Раздался грохот. Ворон рванулся вперёд, опрокидывая процедурный столик, с которого со звоном посыпались инструменты. За шкирку отшвырнул Машу, выдернул иглу, из которой полились похожие на ртуть блестящие капли. Обхватил пальцами руку выше локтя, сжал так сильно, что Лана взвыла от боли, попыталась дёрнуться, но медик сдавливал всё сильнее, страшным от звеневшего в нём металла голосом отчётливо повторяя:

– Карла! НЭС! Срочно! Слышишь? НЭС!

Щелчки открывающихся шкафчиков, звон инструментов, звук разрывающейся бумаги, острый запах обеззараживающего раствора. В углу тихо подвывала Маша.

Ворон так больно сжимал руку, что Лана инстинктивно пыталась высвободиться. Стальные пальцы держали крепко, на неё уставились дикие синие глаза.

– Сиди смирно! Не двигайся! Терпи! Надеюсь, тебя не придётся привязывать!

Испуганно помотала головой, расширенными от ужаса глазами глядя на бедствие, творящееся с её рукой. По коже локтевого сгиба разлилась чернота. Было нещадно больно, но Лана терпела, коротко вдыхая и выдыхая сквозь зубы.

– Карла! – Ворон гаркнул во всё горло так, что стёкла шкафов зазвенели.
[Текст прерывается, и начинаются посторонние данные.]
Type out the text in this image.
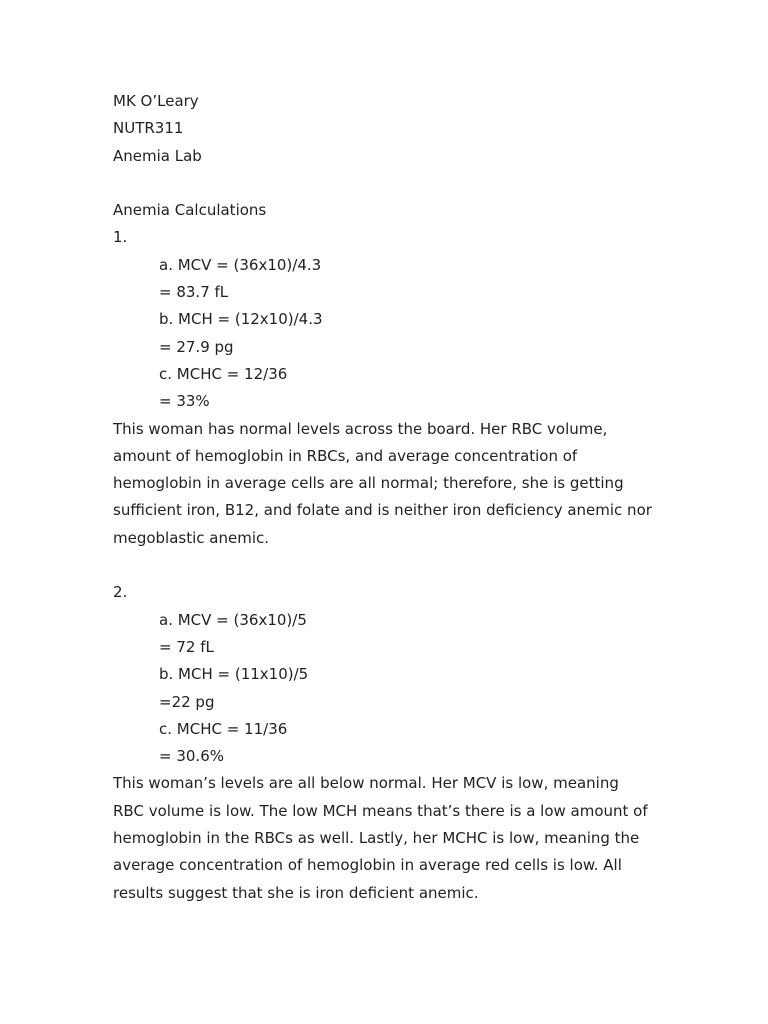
MK O’Leary
NUTR311
Anemia Lab
Anemia Calculations
1.
a. MCV = (36x10)/4.3
= 83.7 fL
b. MCH = (12x10)/4.3
= 27.9 pg
c. MCHC = 12/36
= 33%
This woman has normal levels across the board. Her RBC volume,
amount of hemoglobin in RBCs, and average concentration of
hemoglobin in average cells are all normal; therefore, she is getting
sufficient iron, B12, and folate and is neither iron deficiency anemic nor
megoblastic anemic.
2.
a. MCV = (36x10)/5
= 72 fL
b. MCH = (11x10)/5
=22 pg
c. MCHC = 11/36
= 30.6%
This woman’s levels are all below normal. Her MCV is low, meaning
RBC volume is low. The low MCH means that’s there is a low amount of
hemoglobin in the RBCs as well. Lastly, her MCHC is low, meaning the
average concentration of hemoglobin in average red cells is low. All
results suggest that she is iron deficient anemic.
– Да здесь уже, не ори! Жгут сначала.

Замелькали руки Карлы. Вплотную к пальцам медбрата затянулся жгут.

– Тяни сильнее, Карла, сильнее!

– Сам дотяни! Я остальное готовлю.

– Заткнись уже, криворучка! – зашипел медик, и завывания Маши в углу оборвались.
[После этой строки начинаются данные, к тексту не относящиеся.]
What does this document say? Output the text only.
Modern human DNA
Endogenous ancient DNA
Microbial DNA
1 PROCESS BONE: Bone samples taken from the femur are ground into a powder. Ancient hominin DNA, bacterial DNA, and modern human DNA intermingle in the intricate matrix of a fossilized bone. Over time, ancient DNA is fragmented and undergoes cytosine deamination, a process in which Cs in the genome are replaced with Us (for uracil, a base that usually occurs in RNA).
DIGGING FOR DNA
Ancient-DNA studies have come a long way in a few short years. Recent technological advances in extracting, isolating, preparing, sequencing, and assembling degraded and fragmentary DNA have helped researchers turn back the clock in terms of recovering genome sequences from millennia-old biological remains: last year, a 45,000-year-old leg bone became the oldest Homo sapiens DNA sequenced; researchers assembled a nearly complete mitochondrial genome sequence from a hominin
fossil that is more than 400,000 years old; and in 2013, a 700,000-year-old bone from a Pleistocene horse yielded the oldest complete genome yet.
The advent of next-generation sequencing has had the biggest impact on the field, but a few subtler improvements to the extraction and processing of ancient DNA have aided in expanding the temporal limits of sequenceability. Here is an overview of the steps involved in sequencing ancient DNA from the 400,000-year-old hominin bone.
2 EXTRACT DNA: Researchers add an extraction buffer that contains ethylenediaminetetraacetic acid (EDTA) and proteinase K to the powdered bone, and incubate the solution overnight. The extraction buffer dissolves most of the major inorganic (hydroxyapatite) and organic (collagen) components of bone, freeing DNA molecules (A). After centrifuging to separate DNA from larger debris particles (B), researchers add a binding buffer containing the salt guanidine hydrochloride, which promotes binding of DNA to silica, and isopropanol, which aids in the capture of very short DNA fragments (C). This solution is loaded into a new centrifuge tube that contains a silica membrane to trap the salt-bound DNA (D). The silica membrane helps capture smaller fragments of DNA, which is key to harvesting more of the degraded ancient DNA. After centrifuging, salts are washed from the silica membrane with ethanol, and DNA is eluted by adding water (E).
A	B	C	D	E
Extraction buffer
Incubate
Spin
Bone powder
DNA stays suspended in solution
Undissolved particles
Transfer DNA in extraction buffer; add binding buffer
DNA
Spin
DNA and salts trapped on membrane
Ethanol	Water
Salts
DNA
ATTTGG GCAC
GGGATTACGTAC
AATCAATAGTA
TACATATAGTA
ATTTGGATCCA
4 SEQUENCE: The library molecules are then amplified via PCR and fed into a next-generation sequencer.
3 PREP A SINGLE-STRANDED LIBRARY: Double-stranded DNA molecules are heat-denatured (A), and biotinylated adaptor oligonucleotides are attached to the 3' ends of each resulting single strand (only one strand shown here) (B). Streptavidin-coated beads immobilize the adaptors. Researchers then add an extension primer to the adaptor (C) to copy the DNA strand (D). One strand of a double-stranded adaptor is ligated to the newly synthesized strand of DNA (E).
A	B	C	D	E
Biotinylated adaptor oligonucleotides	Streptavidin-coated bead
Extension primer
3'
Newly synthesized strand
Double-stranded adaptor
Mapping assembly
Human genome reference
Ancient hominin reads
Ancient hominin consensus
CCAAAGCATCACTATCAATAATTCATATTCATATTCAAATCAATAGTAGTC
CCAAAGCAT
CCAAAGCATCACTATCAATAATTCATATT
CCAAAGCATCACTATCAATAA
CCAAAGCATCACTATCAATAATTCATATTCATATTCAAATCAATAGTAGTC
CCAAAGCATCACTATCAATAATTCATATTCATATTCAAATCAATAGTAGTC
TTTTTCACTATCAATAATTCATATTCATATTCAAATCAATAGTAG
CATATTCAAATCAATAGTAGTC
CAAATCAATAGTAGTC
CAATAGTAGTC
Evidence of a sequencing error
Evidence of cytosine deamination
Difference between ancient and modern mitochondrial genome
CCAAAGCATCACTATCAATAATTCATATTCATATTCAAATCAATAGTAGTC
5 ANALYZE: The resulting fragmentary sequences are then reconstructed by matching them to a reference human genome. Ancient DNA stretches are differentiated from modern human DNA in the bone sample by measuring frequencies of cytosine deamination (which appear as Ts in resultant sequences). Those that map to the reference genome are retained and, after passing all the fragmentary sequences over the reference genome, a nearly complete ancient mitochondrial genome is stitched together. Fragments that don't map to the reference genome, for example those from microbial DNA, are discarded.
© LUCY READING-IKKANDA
Ворон отпустил пальцы и резко затянул жгут так, что Лана закричала. Схватил бутылку с антисептиком, вылил себе на руки, начал стремительно натирать почерневшую кожу, приговаривая.

– Терпи, терпи, маленькая! Обезболить некогда, чуть позже. Терпи и не дёргайся. И вообще, лучше глаза закрой.

Кожа под жгутом натянулась и саднила. Локоть пульсировал, казалось, на него непрерывно выливали кипящее масло. Лана всхлипывала. По щекам текли слёзы. Карла выкладывала на столик рядом с Вороном щипцы, скальпели, зажимы.

– Закрой глаза, говорю! – рявкнул медик, и Лана подчинилась, зажмурившись до звёздочек в глазах. Начала дрожать и ёрзать на стуле. Боль становилась невыносимой.

– Дай обезволивающее, Карла.

Медсестра попыталась возразить:

– Время.

– Обезбол тащи, говорю! Пять восемь девять, живо!

Треск вскрываемой упаковки, грохот с силой захлопывающейся дверцы шкафа.

– Вот так. – Голос Ворона звучал резко и требовательно. – Солнцева, глаза держишь закрытыми, пока не скажу, поняла?

Лана быстро закивала. По спине стекал холодный пот, тело порывалось вскочить и убежать, но она продолжала сидеть с закрытыми глазами. Начала дышать, как учили. Вдох на три счёта, выдох на четыре. Постаралась отрешиться от звуков и ощущений в теле. Боль затухала.


***


– Солнцева!

– Ты слишком много ей вколол.

– Сколько ты набрала, столько и вколол.

– Я набрала стандартную дозу.

– Солнцева, открывай глаза!

Лана с трудом выплыла из транса, куда старательно себя загоняла дыханием. Открыла глаза. На локтевом сгибе – аккуратная объёмная повязка от середины предплечья до середины плеча. Рука нормального цвета. Ворон и Карла смотрели на неё выжидательно. Лица не сказать, что спокойные, но не как у душевнобольных – уже хорошо. Маша, белая как мел, сидела, обняв себя руками, на кушетке у входа.

– Расскажите, пожалуйста, почему моя рука почернела.

Маша в углу дёрнулась, как от удара. Ворон нахмурился и ответил:

– Карла расскажет. Вот тебе инструкции: о случившимся здесь происшествии не болтать, в парке не отсвечивать, повязку не мочить. Через два дня снимем, там видно будет. Всё, пока.

Ворон развернулся и подошёл к Маше, которая вся съёжилась и с ужасом смотрела на него снизу вверх. Голос медика прозвучал очень тихо, безжизненно, и от этого особенно страшно.